Smart Moves with 529 Plans: Tax-Advantaged Education Savings Explained
- Josiah Caldwell
- 4 days ago
- 1 min read

Section 529 plans, long a cornerstone of education savings, are evolving. Today, college savings plans—more flexible and tax-advantaged than prepaid tuition programs—are in the spotlight for families planning higher education funding.
These plans let you invest funds in mutual funds, stocks, or bonds for a designated beneficiary’s college expenses—tuition, room and board, books, and more. Used properly, the distributions are income tax-free, thanks to a permanent change in federal tax law.
College savings plans differ from prepaid tuition plans in several ways:
Nationwide Usage: Use funds at any accredited college in the U.S.
Control: Account owners maintain control, including changing the beneficiary.
High Contribution Limits: Up to $95,000 per donor (or $190,000 if split with a spouse) can be contributed in a single year under gift-tax rules.
No Income Restrictions: High-income earners benefit from options often unavailable in other education savings methods.

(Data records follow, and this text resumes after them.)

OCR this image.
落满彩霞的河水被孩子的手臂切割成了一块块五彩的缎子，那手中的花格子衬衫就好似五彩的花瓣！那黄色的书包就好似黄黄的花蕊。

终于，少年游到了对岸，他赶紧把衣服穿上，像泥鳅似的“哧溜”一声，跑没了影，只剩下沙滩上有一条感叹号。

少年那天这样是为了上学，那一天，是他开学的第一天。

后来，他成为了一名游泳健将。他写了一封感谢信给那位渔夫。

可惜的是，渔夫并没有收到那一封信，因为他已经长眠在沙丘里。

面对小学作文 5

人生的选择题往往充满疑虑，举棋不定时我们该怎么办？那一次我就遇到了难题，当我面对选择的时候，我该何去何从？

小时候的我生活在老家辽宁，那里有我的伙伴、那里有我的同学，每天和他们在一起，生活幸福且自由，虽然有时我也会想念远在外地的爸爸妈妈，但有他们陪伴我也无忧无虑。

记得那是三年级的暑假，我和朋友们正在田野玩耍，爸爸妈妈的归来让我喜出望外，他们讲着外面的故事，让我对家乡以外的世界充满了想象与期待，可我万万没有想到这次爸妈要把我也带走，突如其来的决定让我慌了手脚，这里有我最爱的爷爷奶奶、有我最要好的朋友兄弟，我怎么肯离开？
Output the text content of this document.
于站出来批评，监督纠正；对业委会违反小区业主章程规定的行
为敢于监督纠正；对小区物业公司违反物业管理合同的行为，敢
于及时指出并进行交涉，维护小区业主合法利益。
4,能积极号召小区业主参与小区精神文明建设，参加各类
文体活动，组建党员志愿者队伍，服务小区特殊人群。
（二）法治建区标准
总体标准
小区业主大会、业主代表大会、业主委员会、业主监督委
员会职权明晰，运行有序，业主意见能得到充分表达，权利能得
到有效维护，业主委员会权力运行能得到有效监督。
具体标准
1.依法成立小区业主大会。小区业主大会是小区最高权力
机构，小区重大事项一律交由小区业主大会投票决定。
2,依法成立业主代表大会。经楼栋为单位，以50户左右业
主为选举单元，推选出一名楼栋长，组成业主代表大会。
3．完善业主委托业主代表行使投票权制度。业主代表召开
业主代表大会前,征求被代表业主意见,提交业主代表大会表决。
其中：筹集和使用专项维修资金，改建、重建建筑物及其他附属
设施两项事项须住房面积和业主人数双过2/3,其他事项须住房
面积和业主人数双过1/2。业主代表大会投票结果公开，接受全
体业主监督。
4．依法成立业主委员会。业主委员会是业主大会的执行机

Additionally, assets in these plans are treated as the account owner’s—not the student’s—for financial aid calculations. Grandparents, notably, may benefit from better aid profiles by owning the plan.
Tax law now allows one penalty-free transfer between investment options per year, enhancing control. You can even use 529 plans for K-12 tuition—up to $10,000 annually—thanks to the Tax Cuts and Jobs Act.
Tips for Choosing a Plan:
Look at your own state’s plan first—it might offer tax breaks.
Compare investment options and fees—costs vary greatly.
Consider guaranteed-return plans to hedge market volatility.
Each state’s plan differs. Choosing the right one should align with your financial goals, tax situation, and long-term education plans.